Cani e società

Il cane caregiver: l’amico di famiglia che ci aiuta

La relazione con un cane è una sorta di farmaco naturale polivalente. Previene e lenisce tanti disturbi psicofisici perché migliora l’umore ed è una fonte continua di sorpresa e di piacere.

L’amico a quattro zampe ci distrae, ci fa divertire, esce volentieri con noi, è felice quando torniamo a casa, ci commuove e ci strappa sorrisi anche nelle giornate più brutte. A volte ci può stancare e disturbare, se siamo particolarmente stanchi o concentrati su qualche cosa d’altro: ma se sappiamo come diglielo sta buono e aspetta i nostri tempi con fiducia e senza averne a male. Se siamo chiari, coerenti e autorevoli con lui quanto affettuosi, ne riceviamo ben più che la semplice compagnia. 

Oltre a essere di per sé salutare, il rapporto con il cane può diventare perfino terapeutico:

gli effetti positivi sono ormai documentatissimi e sono la base della cosiddetta “Pet Therapy”, o meglio gli IAA (Interventi Assistiti con Animali). Inoltre, il cane può svolgere anche un ruolo di assistenza, assimilabile a quello degli operatori sanitari specializzati: ci sono i cani dediti ai non vedenti e agli ipovedenti, ai non udenti, ai disabili motori, o che aiutano in casi di disturbi e malattie come il diabete, l’epilessia, l’autismo o il disagio psichico. In questi casi, sono cani preparati che collaborano con operatori altrettanto specializzati, inseriti in una équipe con supervisione medico-sanitaria. (Vedi questo mio articolo su Dogsportal>>). Infine, ci sono anche i cani per la ricerca biomedica che indirettamente “lavorano” per la nostra salute aiutando la medicina (vedi questo mio altro articolo)>>. 

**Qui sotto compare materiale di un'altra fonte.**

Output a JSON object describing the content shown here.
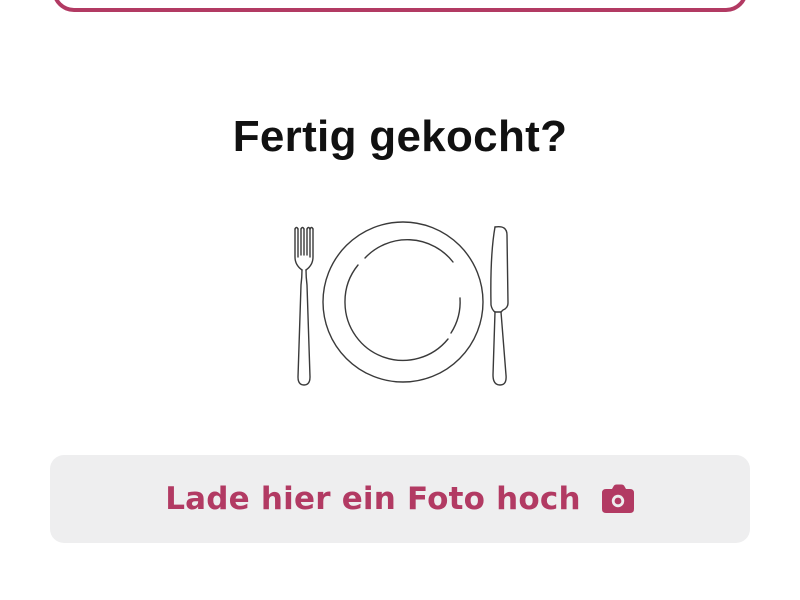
{
  "header": {
    "title": "Fertig gekocht?"
  },
  "illustration": {
    "icon": "plate-fork-knife-icon"
  },
  "upload": {
    "label": "Lade hier ein Foto hoch",
    "icon": "camera-icon",
    "color": "#b23a63",
    "background": "#eeeeef"
  },
  "colors": {
    "accent": "#b23a63",
    "text": "#111111",
    "line": "#3a3a3a"
  }
}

Il cane partner competente 

Ma c’è una fascia di impieghi del cane a metà strada fra la pura compagnia e l’assistenza specializzata operativa “professionale”. Sono i cani “caregiver”, ovvero quelli che ci aiutano con qualche abilità appresa in più rispetto a quelli che semplicemente svolgono il loro ruolo di membri della famiglia. Non sono “professionisti” ma hanno imparato a fare qualcosa di molto specifico per aiutarci.Non sono medici né infermieri, insomma, ma se fossero persone umane sarebbero capaci di farci una puntura, all’occorrenza di misurare la febbre, darci un medicinale, chiamare un medico. 

Chi sono i caregiver?

I caregiver umani

….sono i famigliari che con amore, passione, fatica e competenza aiutano persone non autosufficienti o malate. È un compito gravoso che ricade quasi sempre sulle spalle delle famiglie, e in particolare delle donne, quello di facilitare la vita di anziani allettati o malati cronici, disabili motori, persone con problemi psichici, malati con patologie gravi e invalidanti. Non sono “badanti”, ovvero non lo fanno per lavoro: il caregiver  è un famigliare che spesso è impegnato 24 ore su 24 ed è responsabile della vita della persona che sostiene: è sorvegliante, aiutante, infermiere, amministratore, assistente. Deve impratichirsi in una molteplicità di campi anche se non è un professionista. Non è un lavoro retribuito, anzi le famiglie sostengono costi non indifferenti sia economici sia psicologici, perché l’assistenza sociale pubblica è tuttora inadeguata; quella privata ovviamente è solo per chi se la può permettere. Fatica e stress, isolamento e solitudine sono il pane quotidiano di chi deve fare la spesa, lavare, nutrire, seguire le cure mediche per i propri congiunti in difficoltà, aiutarli a uscire e muoversi, soccorrerli e proteggerli dai rischi di incidenti o crisi acute nel caso di malattie particolarmente insidiose. È un problema sociosanitario quasi insostenibile e molto diffuso.  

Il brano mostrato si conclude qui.